58. Bölüm

334 20 10
                                    

Yaren Duru'nun Anlatımıyla
Bedenimi bir alev dalgası esir alırken bu alev dalgasının yalnızca hissettiğim tutkudan dolayı olmadığına emindim.

Sanki sol tarafımda bir yanardağ patlıyor ve lavlarını tüm evreni es geçerek yalnızca bana akıtıyordu.

Hissettiğim ürpertinin de aynı şekilde tutkudan gelmediğine emindim.

Dudaklarımı bir anda Alp'in dudaklarından ayırdığımda afallasada olumsuz bir tepki göstermedi.

Başımı hızla soluma çevirdiğimde onu görsemde tüm duygulardan yoksun bir şekilde bir sakinlik çöktü üzerime.

Hiçbir şey hissetmedim.

Onu hâlâ seviyor olsamda bitirmiştim onu içimde.

Yeşillerinden belki yüzlerce duygu geçti, kör kaldım.
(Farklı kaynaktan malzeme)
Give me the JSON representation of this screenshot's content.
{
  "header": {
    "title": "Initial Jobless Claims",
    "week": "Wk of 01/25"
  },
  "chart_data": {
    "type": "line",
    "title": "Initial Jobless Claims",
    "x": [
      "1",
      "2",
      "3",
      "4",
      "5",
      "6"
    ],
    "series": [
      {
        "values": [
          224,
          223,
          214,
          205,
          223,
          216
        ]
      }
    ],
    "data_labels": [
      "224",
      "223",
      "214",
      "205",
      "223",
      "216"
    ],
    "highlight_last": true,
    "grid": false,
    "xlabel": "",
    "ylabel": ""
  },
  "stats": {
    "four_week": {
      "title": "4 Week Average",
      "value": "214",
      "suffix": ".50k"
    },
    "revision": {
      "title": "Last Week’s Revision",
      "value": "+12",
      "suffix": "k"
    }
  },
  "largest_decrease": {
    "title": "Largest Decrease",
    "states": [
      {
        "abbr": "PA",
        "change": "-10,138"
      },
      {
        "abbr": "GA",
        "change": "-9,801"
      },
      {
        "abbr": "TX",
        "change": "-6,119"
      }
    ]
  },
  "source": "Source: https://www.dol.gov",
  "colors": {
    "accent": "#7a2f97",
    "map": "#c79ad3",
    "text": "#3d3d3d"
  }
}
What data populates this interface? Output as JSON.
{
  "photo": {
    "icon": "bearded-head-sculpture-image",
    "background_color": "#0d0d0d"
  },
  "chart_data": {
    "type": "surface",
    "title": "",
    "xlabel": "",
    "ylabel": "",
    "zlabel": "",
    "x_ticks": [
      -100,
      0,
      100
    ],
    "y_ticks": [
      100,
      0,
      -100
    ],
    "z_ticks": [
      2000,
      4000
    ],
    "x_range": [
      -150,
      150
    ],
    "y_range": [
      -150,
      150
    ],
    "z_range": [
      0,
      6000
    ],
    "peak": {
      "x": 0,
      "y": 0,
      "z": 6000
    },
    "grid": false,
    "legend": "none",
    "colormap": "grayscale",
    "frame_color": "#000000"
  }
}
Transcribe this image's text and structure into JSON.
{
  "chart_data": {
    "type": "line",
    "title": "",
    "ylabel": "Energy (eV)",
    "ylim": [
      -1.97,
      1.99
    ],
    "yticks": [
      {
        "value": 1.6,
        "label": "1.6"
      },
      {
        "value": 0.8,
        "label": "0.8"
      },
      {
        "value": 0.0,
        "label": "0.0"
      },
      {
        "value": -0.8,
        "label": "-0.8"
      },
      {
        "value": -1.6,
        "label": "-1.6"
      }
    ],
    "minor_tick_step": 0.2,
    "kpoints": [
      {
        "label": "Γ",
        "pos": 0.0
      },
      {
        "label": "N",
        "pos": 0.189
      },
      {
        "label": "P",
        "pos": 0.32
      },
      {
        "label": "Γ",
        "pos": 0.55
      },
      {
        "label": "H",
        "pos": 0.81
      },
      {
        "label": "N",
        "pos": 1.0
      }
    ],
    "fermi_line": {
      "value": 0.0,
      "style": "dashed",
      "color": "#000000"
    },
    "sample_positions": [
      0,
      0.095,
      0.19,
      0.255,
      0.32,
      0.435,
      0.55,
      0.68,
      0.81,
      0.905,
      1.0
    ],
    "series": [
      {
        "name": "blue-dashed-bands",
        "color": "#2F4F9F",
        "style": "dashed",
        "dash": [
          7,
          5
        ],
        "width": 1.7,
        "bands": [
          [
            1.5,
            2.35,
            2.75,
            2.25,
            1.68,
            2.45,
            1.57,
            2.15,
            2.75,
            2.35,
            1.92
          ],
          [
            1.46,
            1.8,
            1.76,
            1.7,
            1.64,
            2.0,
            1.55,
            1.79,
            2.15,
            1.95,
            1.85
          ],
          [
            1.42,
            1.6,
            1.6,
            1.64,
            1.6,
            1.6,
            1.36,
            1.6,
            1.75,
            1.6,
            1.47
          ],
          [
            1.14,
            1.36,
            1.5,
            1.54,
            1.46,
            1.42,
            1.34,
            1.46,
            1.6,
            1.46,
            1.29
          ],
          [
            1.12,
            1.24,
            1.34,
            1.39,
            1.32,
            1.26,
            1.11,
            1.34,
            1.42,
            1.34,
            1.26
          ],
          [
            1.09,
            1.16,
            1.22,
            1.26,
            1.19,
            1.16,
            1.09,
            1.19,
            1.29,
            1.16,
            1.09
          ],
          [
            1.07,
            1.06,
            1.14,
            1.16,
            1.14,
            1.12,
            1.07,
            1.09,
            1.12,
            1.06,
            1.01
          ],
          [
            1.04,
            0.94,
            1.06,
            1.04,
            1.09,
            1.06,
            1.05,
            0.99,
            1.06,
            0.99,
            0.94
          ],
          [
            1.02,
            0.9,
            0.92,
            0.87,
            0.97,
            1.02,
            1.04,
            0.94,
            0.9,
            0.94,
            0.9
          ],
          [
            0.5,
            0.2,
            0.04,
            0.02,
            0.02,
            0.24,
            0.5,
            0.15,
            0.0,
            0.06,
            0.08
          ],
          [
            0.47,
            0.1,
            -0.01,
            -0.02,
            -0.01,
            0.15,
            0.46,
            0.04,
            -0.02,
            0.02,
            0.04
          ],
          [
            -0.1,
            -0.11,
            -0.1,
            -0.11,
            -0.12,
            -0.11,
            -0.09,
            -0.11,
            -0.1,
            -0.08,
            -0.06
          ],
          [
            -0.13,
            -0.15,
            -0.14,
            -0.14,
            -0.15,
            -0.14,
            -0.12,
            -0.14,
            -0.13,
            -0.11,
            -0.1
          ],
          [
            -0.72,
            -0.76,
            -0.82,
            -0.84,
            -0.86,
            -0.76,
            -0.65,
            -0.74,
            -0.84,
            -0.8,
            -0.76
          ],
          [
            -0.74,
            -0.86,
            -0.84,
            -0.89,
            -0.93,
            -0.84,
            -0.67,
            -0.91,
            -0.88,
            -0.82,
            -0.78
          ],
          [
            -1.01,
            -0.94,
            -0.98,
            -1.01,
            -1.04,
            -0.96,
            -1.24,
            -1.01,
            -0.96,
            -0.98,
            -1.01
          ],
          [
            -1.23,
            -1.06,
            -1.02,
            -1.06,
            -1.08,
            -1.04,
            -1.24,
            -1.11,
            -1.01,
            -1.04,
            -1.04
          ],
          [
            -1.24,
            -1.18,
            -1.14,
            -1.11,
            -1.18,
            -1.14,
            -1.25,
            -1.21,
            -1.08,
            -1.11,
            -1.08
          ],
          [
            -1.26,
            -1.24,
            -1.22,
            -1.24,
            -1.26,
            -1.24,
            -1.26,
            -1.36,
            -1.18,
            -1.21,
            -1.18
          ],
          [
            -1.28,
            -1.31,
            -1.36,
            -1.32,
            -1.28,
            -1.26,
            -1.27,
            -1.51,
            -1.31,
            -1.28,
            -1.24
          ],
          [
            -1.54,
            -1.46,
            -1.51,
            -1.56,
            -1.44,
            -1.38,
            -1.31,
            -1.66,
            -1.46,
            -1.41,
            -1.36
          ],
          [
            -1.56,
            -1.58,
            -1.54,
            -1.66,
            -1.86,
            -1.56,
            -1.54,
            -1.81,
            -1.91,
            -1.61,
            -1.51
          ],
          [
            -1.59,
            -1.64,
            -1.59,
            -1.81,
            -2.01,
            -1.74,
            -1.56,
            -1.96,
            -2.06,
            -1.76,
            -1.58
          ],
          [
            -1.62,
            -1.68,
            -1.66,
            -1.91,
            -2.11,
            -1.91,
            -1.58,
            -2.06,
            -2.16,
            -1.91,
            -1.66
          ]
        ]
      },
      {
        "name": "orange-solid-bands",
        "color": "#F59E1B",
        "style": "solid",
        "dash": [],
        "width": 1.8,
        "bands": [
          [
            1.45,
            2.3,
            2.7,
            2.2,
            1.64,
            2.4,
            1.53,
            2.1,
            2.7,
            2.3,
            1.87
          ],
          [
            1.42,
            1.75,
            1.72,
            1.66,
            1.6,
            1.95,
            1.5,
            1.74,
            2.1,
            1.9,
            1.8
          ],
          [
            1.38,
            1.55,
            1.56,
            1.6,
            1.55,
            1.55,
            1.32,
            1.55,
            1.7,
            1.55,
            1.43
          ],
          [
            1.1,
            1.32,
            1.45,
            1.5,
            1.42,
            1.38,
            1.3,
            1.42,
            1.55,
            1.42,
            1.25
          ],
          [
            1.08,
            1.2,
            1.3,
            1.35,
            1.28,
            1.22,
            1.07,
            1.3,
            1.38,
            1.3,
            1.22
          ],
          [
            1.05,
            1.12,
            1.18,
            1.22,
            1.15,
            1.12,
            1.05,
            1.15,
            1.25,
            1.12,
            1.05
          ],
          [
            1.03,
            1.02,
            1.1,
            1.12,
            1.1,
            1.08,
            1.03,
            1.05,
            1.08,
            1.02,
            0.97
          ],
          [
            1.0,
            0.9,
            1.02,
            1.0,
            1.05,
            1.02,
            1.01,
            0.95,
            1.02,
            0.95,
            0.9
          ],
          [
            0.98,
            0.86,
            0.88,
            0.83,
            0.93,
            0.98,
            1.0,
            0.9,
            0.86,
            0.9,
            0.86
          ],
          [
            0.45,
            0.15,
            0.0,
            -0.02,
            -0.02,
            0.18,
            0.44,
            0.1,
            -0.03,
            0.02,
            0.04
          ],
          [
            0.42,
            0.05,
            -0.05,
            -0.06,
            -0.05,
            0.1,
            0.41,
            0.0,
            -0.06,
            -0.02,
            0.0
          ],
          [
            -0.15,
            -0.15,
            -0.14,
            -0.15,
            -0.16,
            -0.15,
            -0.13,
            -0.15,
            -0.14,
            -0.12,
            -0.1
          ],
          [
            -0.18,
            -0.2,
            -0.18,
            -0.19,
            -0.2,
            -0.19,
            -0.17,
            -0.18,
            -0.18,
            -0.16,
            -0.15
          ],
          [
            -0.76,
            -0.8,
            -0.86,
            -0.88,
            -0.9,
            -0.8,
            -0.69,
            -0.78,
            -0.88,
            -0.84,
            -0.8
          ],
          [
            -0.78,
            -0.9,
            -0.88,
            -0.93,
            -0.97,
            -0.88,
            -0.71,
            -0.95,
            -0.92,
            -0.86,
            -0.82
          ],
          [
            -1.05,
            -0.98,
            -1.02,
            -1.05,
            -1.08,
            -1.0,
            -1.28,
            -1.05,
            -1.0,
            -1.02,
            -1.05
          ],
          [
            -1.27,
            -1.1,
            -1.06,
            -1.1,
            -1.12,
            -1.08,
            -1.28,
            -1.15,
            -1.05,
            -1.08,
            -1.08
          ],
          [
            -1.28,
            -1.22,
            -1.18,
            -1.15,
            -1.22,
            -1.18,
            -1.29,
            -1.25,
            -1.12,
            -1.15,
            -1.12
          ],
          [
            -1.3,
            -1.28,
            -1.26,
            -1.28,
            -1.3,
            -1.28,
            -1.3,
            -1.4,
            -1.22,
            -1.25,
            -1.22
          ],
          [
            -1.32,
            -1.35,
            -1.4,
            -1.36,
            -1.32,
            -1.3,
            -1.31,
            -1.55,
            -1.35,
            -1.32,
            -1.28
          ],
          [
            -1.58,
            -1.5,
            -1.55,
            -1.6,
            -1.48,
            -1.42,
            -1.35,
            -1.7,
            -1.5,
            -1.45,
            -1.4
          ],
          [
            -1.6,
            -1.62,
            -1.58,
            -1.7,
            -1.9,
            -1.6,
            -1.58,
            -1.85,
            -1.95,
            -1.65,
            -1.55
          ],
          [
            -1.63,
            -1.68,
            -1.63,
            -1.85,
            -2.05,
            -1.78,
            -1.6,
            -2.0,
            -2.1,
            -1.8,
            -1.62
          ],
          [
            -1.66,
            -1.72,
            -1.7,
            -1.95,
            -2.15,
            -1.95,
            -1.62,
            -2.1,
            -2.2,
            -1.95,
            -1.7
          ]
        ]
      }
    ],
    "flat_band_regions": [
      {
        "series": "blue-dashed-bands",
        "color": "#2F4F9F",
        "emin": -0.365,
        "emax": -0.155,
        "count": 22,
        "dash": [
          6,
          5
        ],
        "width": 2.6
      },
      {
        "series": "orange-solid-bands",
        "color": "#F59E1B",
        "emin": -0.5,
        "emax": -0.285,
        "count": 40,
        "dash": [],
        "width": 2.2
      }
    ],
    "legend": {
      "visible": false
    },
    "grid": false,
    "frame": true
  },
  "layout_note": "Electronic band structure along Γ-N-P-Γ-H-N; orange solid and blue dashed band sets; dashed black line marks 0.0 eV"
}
Dudaklarından sessizce belki yüzlerce kelime döktü, sağır aldım. Hissettiklerimi belki tam şu an yüzlerce kez duymak istedi, sessiz kaldım.

Ben ona artık kör, sağır ve suskundum.

Bu saatten sonra yalnızca kendimi duymak istedim, dudaklarım buna inat konuşmadılar. Kendimi görmek istedim, varlığım sanki tüm evrenden sildi kendini. Kendimle konuşmak istedim, anlatamadım kendime, kendimi.

Geçen bu 4 yılda tüm her şeye rağmen bazı anlarda onun gelmesini çok istedim.

Ondan hem nefret ettim, hem yine onun göğsünde uyumak istedim

Çünkü uyuyamıyordum. Çünkü ben gecelerce uyuyamadım.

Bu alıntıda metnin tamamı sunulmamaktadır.